St. Joseph's Church (Kościół św. Józefa, Josefskirche) in Zabrze is a Roman Catholic church built in the years 1930–1931 in the Expressionist style. It is one of several Brick Expressionist buildings designed by Dominikus Böhm (1880–1955). It is located on the southwest side of central Zabrze at 104 Roosevelta Street.

== History ==

Groundbreaking for the church began on 31 August 1930. The parish of St. Joseph was founded in 1931, taking over part of the territory of St. Andrew's Parish, and the new church was completed in December 1931. On 4 September 1932, St. Joseph's Church was festively consecrated by Cardinal Adolf Bertram (1859–1945), the Archbishop of Breslau.

== Architecture ==

The church's entrance represents the "Porta Sacra" (Gateway to Heaven), with two round archways supporting a masonry screen of 12 smaller arches. On the east side is a tower with 40 arched windows representing the 40 years the Israelites wandered through the Sinai from Egypt to Canaan.

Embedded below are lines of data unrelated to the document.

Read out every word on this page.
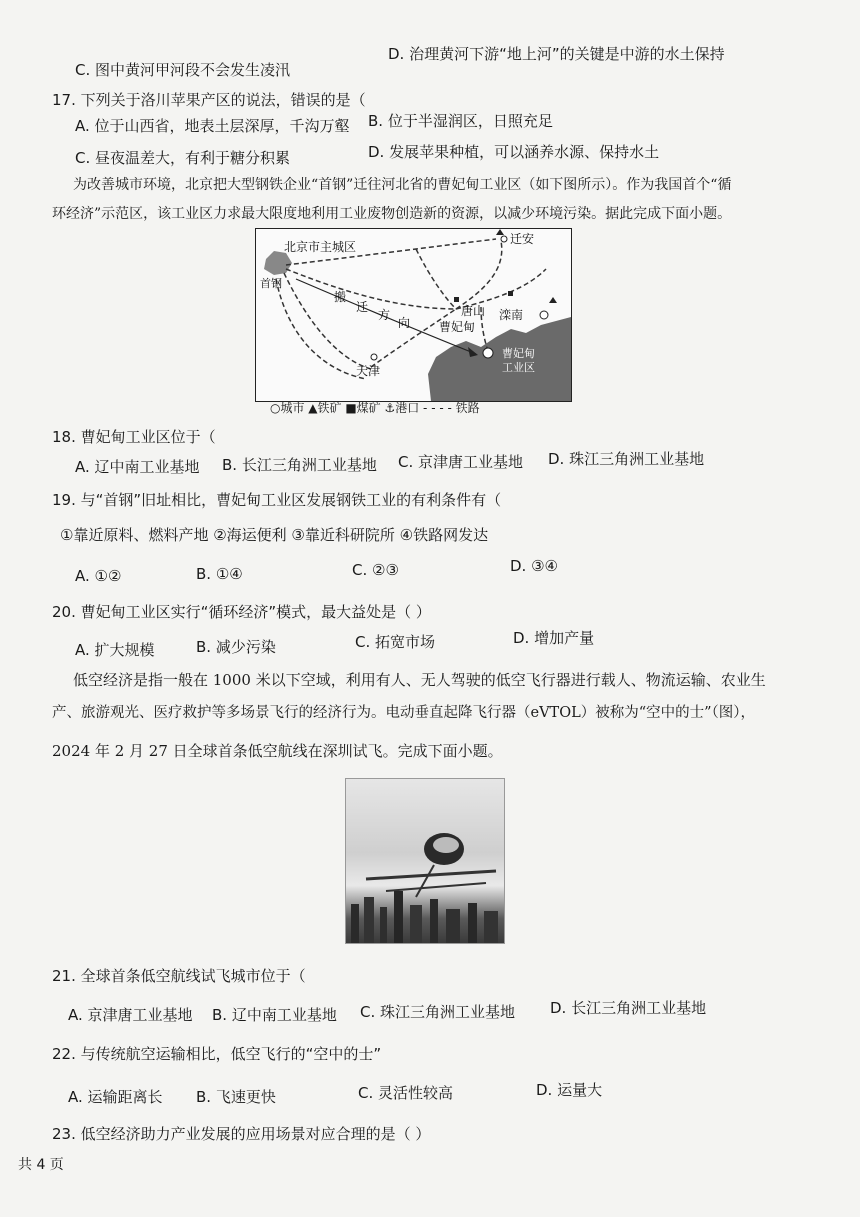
C. 图中黄河甲河段不会发生凌汛
D. 治理黄河下游“地上河”的关键是中游的水土保持
17. 下列关于洛川苹果产区的说法，错误的是（
A. 位于山西省，地表土层深厚，千沟万壑 B. 位于半湿润区，日照充足
C. 昼夜温差大，有利于糖分积累	D. 发展苹果种植，可以涵养水源、保持水土
为改善城市环境，北京把大型钢铁企业“首钢”迁往河北省的曹妃甸工业区（如下图所示）。作为我国首个“循
环经济”示范区，该工业区力求最大限度地利用工业废物创造新的资源，以减少环境污染。据此完成下面小题。
北京市主城区
首钢
迁安
搬
迁
方
向
唐山 滦南
曹妃甸
天津
曹妃甸
工业区
○城市 ▲铁矿 ■煤矿 ⚓港口 - - - - 铁路
18. 曹妃甸工业区位于（
A. 辽中南工业基地 B. 长江三角洲工业基地 C. 京津唐工业基地 D. 珠江三角洲工业基地
19. 与“首钢”旧址相比，曹妃甸工业区发展钢铁工业的有利条件有（
①靠近原料、燃料产地 ②海运便利 ③靠近科研院所 ④铁路网发达
A. ①②	B. ①④	C. ②③	D. ③④
20. 曹妃甸工业区实行“循环经济”模式，最大益处是（ ）
A. 扩大规模	B. 减少污染	C. 拓宽市场	D. 增加产量
低空经济是指一般在 1000 米以下空域，利用有人、无人驾驶的低空飞行器进行载人、物流运输、农业生
产、旅游观光、医疗救护等多场景飞行的经济行为。电动垂直起降飞行器（eVTOL）被称为“空中的士”（图），
2024 年 2 月 27 日全球首条低空航线在深圳试飞。完成下面小题。
21. 全球首条低空航线试飞城市位于（
A. 京津唐工业基地 B. 辽中南工业基地 C. 珠江三角洲工业基地 D. 长江三角洲工业基地
22. 与传统航空运输相比，低空飞行的“空中的士”
A. 运输距离长 B. 飞速更快	C. 灵活性较高	D. 运量大
23. 低空经济助力产业发展的应用场景对应合理的是（ ）
共 4 页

The interior is 67.5 meters long and 26 meters wide. The presbytery with the altar is elevated 2 meters above the floor; underneath that is a Miner's Chapel with 10 arched windows, featuring an altar to St. Barbara built by miners out of coal in the 1930s.

One of the stained glass windows in the church shows three scenes from scriptures concerning the Eucharist, and another shows the Holy Family. Behind and above the entrance is a rose window.